Of course, even a more detailed agreement won’t resolve the escalating crisis on its own. The entire Status Quo is rickety and has to be reinforced, not least politically. For the Waqf to be able to enforce order at the site, it would need to be empowered in a variety of ways. For instance, it could be helpful for Israel to publicly declare the importance of Jordan’s responsibility in managing the site as well as to permit the Waqf to exercise its role more fully. The Waqf might be allowed to carry out certain maintenance projects that have long been refused – such as establishing a modest fire station, refurbishing the ablution facilities, installing makeshift lavatories, and erecting additional prayer platforms. The Waqf could demonstrate some measure of control over the site, for instance by regulating the compound’s opening hours for Muslims, expelling Jews who try to pray, and regulating access for non-Muslim visitors to the two Islamic shrines on the Holy Esplanade.

A complementary way to signal to Palestinians that Israel does not seek exclusive control would be to give Palestinians in East Jerusalem a way to voice their needs with respect to the management of the site. Most East Jerusalem residents trust neither Israel nor Jordan. Integrating representatives of the city’s Arab neighbourhoods – and representatives of the Old City in particular – into the Waqf, or into a separate body working closely with it, could reduce local uncertainty. A modest option would be for the Waqf to set up a consultative body through which East Jerusalem representatives, perhaps one from each neighbourhood and a handful from the Old City, could inform the Waqf of their needs, hear about the site’s management and offer ideas.

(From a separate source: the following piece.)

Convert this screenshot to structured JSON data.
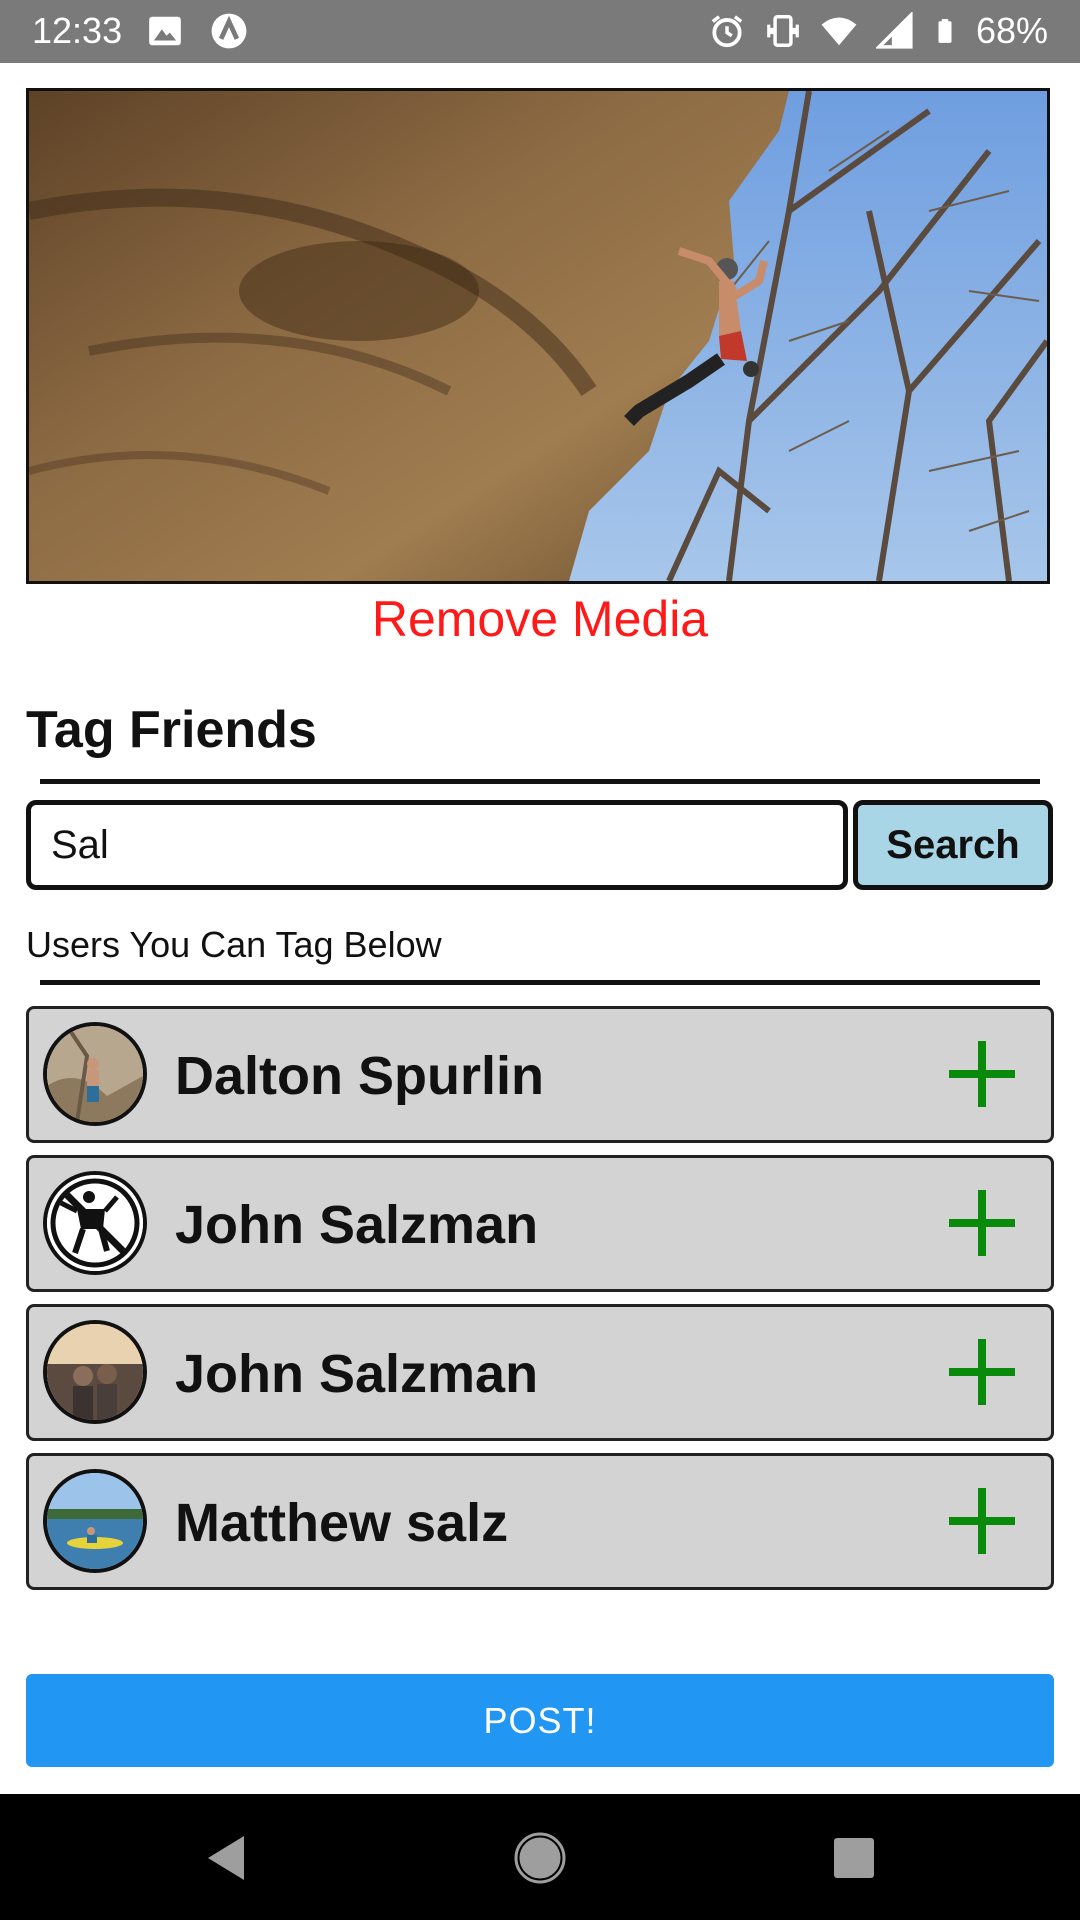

The recent violence demonstrates, once again, the problems that ensue when there is no effective Arab leadership in the city. This is not only the case for the city’s Palestinian residents. Israel too would benefit from an authentic, credible address to communicate with, like the aforementioned body, particularly at moments of crisis.

In return for empowering the Waqf, easing access restrictions on Muslims, and enabling East Jerusalem leaders to voice their population’s needs, the Israeli government could hope to secure free, undisturbed access for non-Muslims to the site and a sustained calm at the Esplanade. Right now, the domestic pressure on Netanyahu to stop Muslim activists from harassing visiting Jews is enormous, as is the pressure to enable religious Jews to access the site without longer waiting times than everyone else. And of course, it’s completely unacceptable in Israel that the Jews should be kept away from the site by Palestinian stone-throwers. In this environment, Temple activists can easily mobilise public support. The government should undercut their public support by satisfying the public’s most pressing need for Jewish access, which after all is part of the Status Quo. The government should also distance itself from ardent Temple activism.

It would also help substantially if Palestinian, Jordanian and other Muslim leaders would refrain from publicly denying the ancient Temple’s existence and affirm that there is an existing and historic Jewish connection to the city.

Calm at the Esplanade is clearly crucial, but are these steps enough to head off what many think is turning into an intifada? How to set the parties on a more constructive path?

There are many other factors contributing to the escalation now. The Esplanade is only one and dealing with it alone will not suffice to correct the deep problems with the defunct peace process. That said, the Esplanade has unique currency on both sides of the conflict. The flip-side of the danger of escalation at the Esplanade is that positive change there could reverberate more broadly than other isolated steps would. It’s a thin straw to clutch at given how desperate the situation has become, but if there is one place where an improvement could exert a powerful knock-on effect, the Esplanade is it.